Swahili Divers turned out to be a God-send. We arrived without reservations which was a huge risk since accommodation on Pemba is slim to none. But, they had room for us and put us up in our own huge bungalow. The place was brand new and still being built, so not all of the kinks were worked out just yet, but it didn’t matter to us. We had a huge bed, a cool looking outdoor shower, and dinner on the table. Emma, the manager, was extremely good to us and helped us settle in nicely. She introduced us to her companion Stuart who would be our dive master for our scuba diving. Both are originally from Zimbabwe and we had some amazing and very educating discussions with both of them about their homeland.
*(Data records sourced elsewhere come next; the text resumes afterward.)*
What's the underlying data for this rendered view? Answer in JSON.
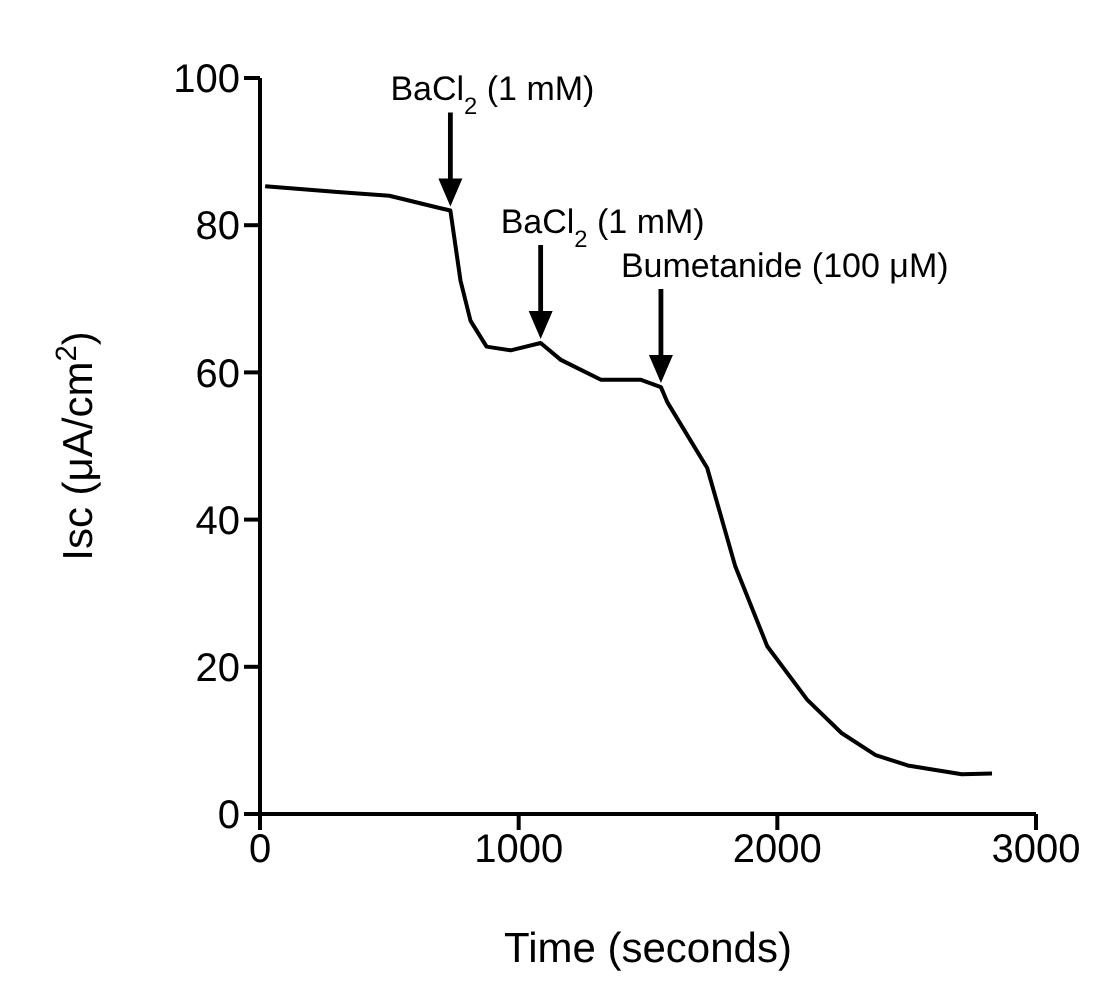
{
  "chart_data": {
    "type": "line",
    "xlabel": "Time (seconds)",
    "ylabel": "Isc (μA/cm$^{2}$)",
    "x": [
      20,
      300,
      500,
      698,
      736,
      775,
      814,
      876,
      969,
      1085,
      1163,
      1318,
      1473,
      1550,
      1574,
      1729,
      1837,
      1961,
      2116,
      2248,
      2380,
      2504,
      2713,
      2830
    ],
    "series": [
      {
        "color": "#000000",
        "values": [
          85.3,
          84.5,
          84,
          82.3,
          82,
          72.5,
          67,
          63.5,
          63,
          64,
          61.7,
          59,
          59,
          58,
          56,
          47,
          33.7,
          22.8,
          15.5,
          11,
          8,
          6.6,
          5.4,
          5.5
        ]
      }
    ],
    "xlim": [
      0,
      3000
    ],
    "xticks": [
      0,
      1000,
      2000,
      3000
    ],
    "ylim": [
      0,
      100
    ],
    "yticks": [
      0,
      20,
      40,
      60,
      80,
      100
    ],
    "grid": false,
    "legend": false,
    "marker": "none",
    "line_style": "solid",
    "annotations": [
      {
        "text": "BaCl$_{2}$ (1 mM)",
        "x": 736,
        "y": 82
      },
      {
        "text": "BaCl$_{2}$ (1 mM)",
        "x": 1085,
        "y": 64
      },
      {
        "text": "Bumetanide (100 μM)",
        "x": 1550,
        "y": 58
      }
    ]
  }
}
It’s incredibly sad to hear what has happened to a country that was once one of the most thriving countries in Africa.

As for the scuba diving, all I have to say is AMAZING! Probably some of the best scuba diving we have ever done. Visibility was fantastic, the coral so beautiful and bright and the numerous fish…just awesome! Swahili Divers had their very own Dhow boat, so we were never crowded or diving with people we didn’t know. It was like having an ocean all to ourselves. The only down side would be the amount of sea urchins. We always had to walk across the coral in the morning to board the boat because of the low tide, which meant stepping over sea urchins. Sometimes if the water is a little deep it’s hard to see exactly where the urchins are-they appear to be all around you since water tends to magnify things. At one point while crossing the water, Christy froze in place and shouted that she didn’t want to move because she couldn’t tell where the sea urchins where. So, I impatiently told her to hold on to my shoulder an I would guide her and I groveled that there were no sea urchins where we were walking…then I immediately stepped on one. I had about five or six quills sting the side of my ankle. Christy, however escaped unharmed and she loves to make fun of me.

Our stay on Pemba just happened to be during the Thanksgiving holiday and so we were feeling a little homesick. The staff found out that we were missing a huge turkey dinner and though they didn’t have turkeys on Pemba, they had chickens. So, for dinner, we had fried chicken and french fries. That was close enough for Steve and I, so we chowed down our “African” Thanksgiving feast. A few hours later, Christy woke up with a terrible stomach ache. She made a bee line for the bathroom where the lovely African Thanksgiving dinner decided to come back up. She was sick for hours and continued having terrible stomach cramps into the next day. There were a few other guests who also got sick…must have been the chicken. She didn’t eat much for days, even after we left Pemba and headed for Zanzibar. Still, she was able to ralley and enjoy some great scuba diving over the next couple of days.

We had a great time on Pemba, mostly due to the staff of Swahili Divers. They made us feel like we were old friends and we have some great memories thanks to them!